Best of Last Week – Drone sails into a hurricane, robot that can navigate sidewalks, a pill to treat COVID-19
It was a good week for earth science as a team of researchers at the U.S. National Oceanic and Atmospheric Administration, captured footage from inside of a hurricane using an ocean drone. Called Saildrone, the surfboard-shaped craft and its special sail survived winds of over 120 mph. A small international team found that the Earth is dimming due to climate change—the albedo was found to be approximately a half-watt less per square meter than 20 years ago due to decreases in low-lying clouds over the oceans. Two Stanford-led studies revealed the potential of an overlooked climate change solution: reducing the amount of methane that is being released into the atmosphere.
In technology news, a combined team from the Georgia Institute of Technology and Stanford University developed a new robot that could efficiently navigate sidewalks in urban environments. Called AlienGo, the quadruped robot can follow specific routes generated by publicly available maps while keeping to sidewalks and avoiding collisions with obstacles or humans. And another combined team from the University of Birmingham and the University of Surrey found vulnerabilities in Visa and Apple Pay that left iPhone users open to payment fraud. Also, a team at Hokkaido University developed an autonomous, forearm-supported walker for assisting patients in nursing facilities. And an international team identified and cleared efficiency hurdles holding back the use of organic solar cells by fixing a loss pathway.
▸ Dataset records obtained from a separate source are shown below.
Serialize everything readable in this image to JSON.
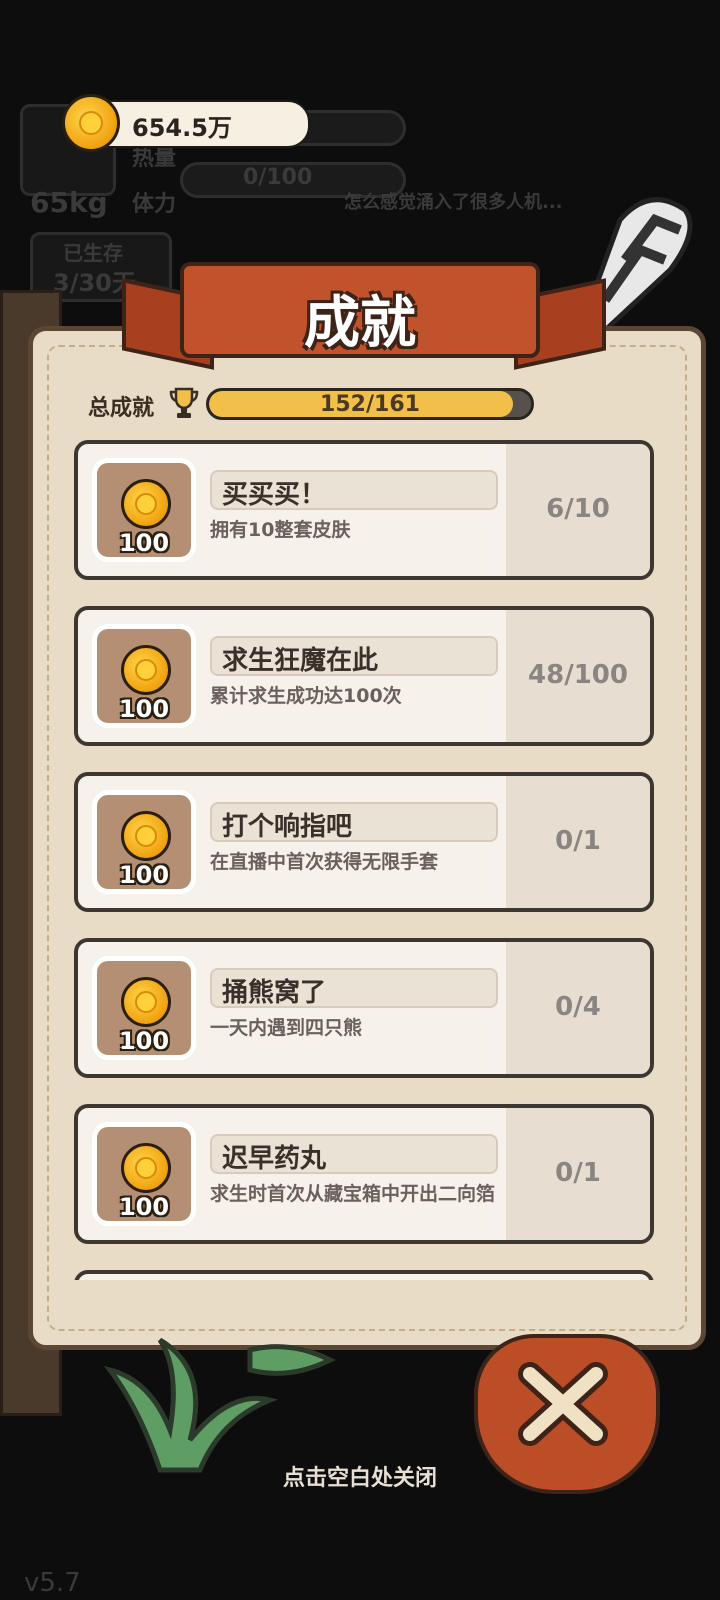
{
  "currency": {
    "amount": "654.5万"
  },
  "background": {
    "weight": "65kg",
    "heat_label": "热量",
    "stamina_label": "体力",
    "stamina_value": "0/100",
    "survived_label": "已生存",
    "survived_value": "3/30天",
    "chat": "怎么感觉涌入了很多人机..."
  },
  "dialog": {
    "title": "成就",
    "total_label": "总成就",
    "total_progress": "152/161",
    "total_fraction": 0.944,
    "close_hint": "点击空白处关闭"
  },
  "achievements": [
    {
      "title": "买买买！",
      "description": "拥有10整套皮肤",
      "progress": "6/10",
      "reward": "100"
    },
    {
      "title": "求生狂魔在此",
      "description": "累计求生成功达100次",
      "progress": "48/100",
      "reward": "100"
    },
    {
      "title": "打个响指吧",
      "description": "在直播中首次获得无限手套",
      "progress": "0/1",
      "reward": "100"
    },
    {
      "title": "捅熊窝了",
      "description": "一天内遇到四只熊",
      "progress": "0/4",
      "reward": "100"
    },
    {
      "title": "迟早药丸",
      "description": "求生时首次从藏宝箱中开出二向箔",
      "progress": "0/1",
      "reward": "100"
    }
  ],
  "version": "v5.7",
  "colors": {
    "accent": "#c0532b",
    "progress": "#f2bf49",
    "parchment": "#e8dcc6"
  }
}
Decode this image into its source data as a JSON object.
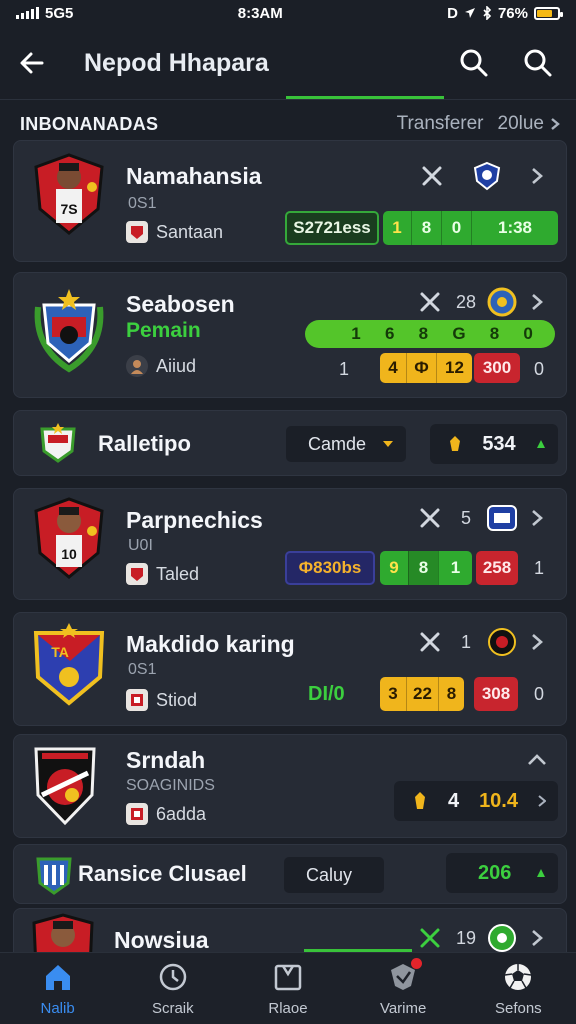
{
  "status": {
    "carrier": "5G5",
    "time": "8:3AM",
    "indicators": "D",
    "battery": "76%",
    "battery_color": "#f5b915"
  },
  "header": {
    "title": "Nepod Hhapara",
    "back_icon": "arrow-left-icon",
    "search_icons": [
      "search-icon",
      "search-icon"
    ],
    "accent": "#39c23a"
  },
  "section": {
    "title": "INBONANADAS",
    "link": "Transferer",
    "value": "20lue"
  },
  "cards": [
    {
      "name": "Namahansia",
      "sub": "0S1",
      "club": "Santaan",
      "tools_count": "",
      "pills": [
        "S2721ess",
        "1",
        "8",
        "0",
        "1:38"
      ]
    },
    {
      "name": "Seabosen",
      "role": "Pemain",
      "club": "Aiiud",
      "tools_count": "28",
      "row1": [
        "",
        "1",
        "6",
        "8",
        "G",
        "8",
        "0"
      ],
      "row2_left": "1",
      "row2": [
        "4",
        "Ф",
        "12",
        "300"
      ],
      "row2_right": "0"
    },
    {
      "name": "Parpnechics",
      "sub": "U0I",
      "club": "Taled",
      "tools_count": "5",
      "pill_navy": "Ф830bs",
      "pills": [
        "9",
        "8",
        "1"
      ],
      "red": "258",
      "right_num": "1"
    },
    {
      "name": "Makdido karing",
      "sub": "0S1",
      "club": "Stiod",
      "tools_count": "1",
      "green_text": "DI/0",
      "pills": [
        "3",
        "22",
        "8"
      ],
      "red": "308",
      "right_num": "0"
    },
    {
      "name": "Srndah",
      "sub": "SOAGINIDS",
      "club": "6adda",
      "stat_left": "4",
      "stat": "10.4"
    },
    {
      "name": "Nowsiua",
      "tools_count": "19"
    }
  ],
  "rows": [
    {
      "name": "Ralletipo",
      "dropdown": "Camde",
      "stat": "534"
    },
    {
      "name": "Ransice Clusael",
      "dropdown": "Caluy",
      "stat": "206"
    }
  ],
  "tabs": [
    {
      "label": "Nalib",
      "icon": "home-icon",
      "active": true
    },
    {
      "label": "Scraik",
      "icon": "clock-icon",
      "active": false
    },
    {
      "label": "Rlaoe",
      "icon": "board-icon",
      "active": false
    },
    {
      "label": "Varime",
      "icon": "shield-icon",
      "active": false,
      "badge": true
    },
    {
      "label": "Sefons",
      "icon": "ball-icon",
      "active": false
    }
  ]
}
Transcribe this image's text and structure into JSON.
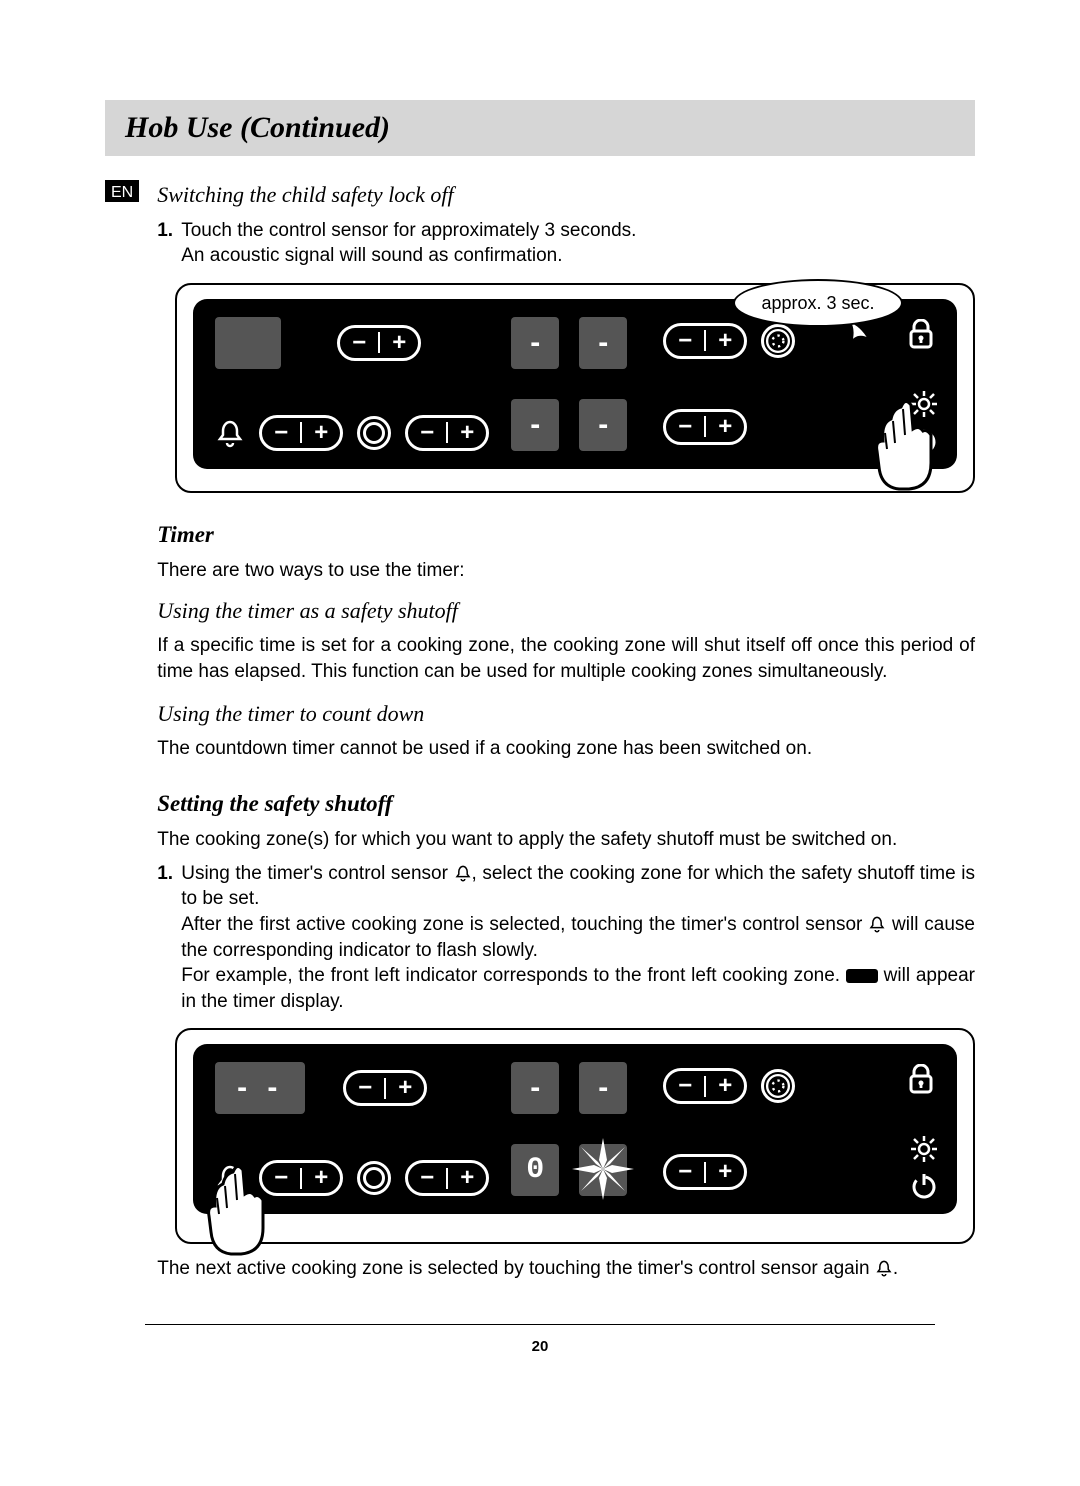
{
  "title": "Hob Use (Continued)",
  "lang_badge": "EN",
  "section1": {
    "heading": "Switching the child safety lock off",
    "step1_num": "1.",
    "step1_line1": "Touch the control sensor for approximately 3 seconds.",
    "step1_line2": "An acoustic signal will sound as confirmation.",
    "bubble": "approx. 3 sec."
  },
  "timer": {
    "heading": "Timer",
    "intro": "There are two ways to use the timer:",
    "sub1_heading": "Using the timer as a safety shutoff",
    "sub1_body": "If a specific time is set for a cooking zone, the cooking zone will shut itself off once this period of time has elapsed. This function can be used for multiple cooking zones simultaneously.",
    "sub2_heading": "Using the timer to count down",
    "sub2_body": "The countdown timer cannot be used if a cooking zone has been switched on."
  },
  "setting": {
    "heading": "Setting the safety shutoff",
    "intro": "The cooking zone(s) for which you want to apply the safety shutoff must be switched on.",
    "step1_num": "1.",
    "step1_a": "Using the timer's control sensor ",
    "step1_b": ", select the cooking zone for which the safety shutoff time is to be set.",
    "step1_c1": "After the first active cooking zone is selected, touching the timer's control sensor ",
    "step1_c2": " will cause the corresponding indicator to flash slowly.",
    "step1_d1": "For example, the front left indicator corresponds to the front left cooking zone. ",
    "step1_d2": " will appear in the timer display.",
    "after_fig1": "The next active cooking zone is selected by touching the timer's control sensor again ",
    "after_fig2": "."
  },
  "page_number": "20"
}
In other news, a team at Imperial College London, found that seven symptoms could be used to predict a COVID-19 diagnosis: change of taste perception, change of olfaction, new persistent cough, fever, chills, muscle aches and appetite loss. Also, a team at Technion-Israel Institute of Technology developed a way to reveal the quantum nature of the interaction between photons and free electrons.
And finally, a team at the pharmaceutical company Merck developed a pill that they claim reduces the risk of death and/or hospitalization from COVID-19 by half.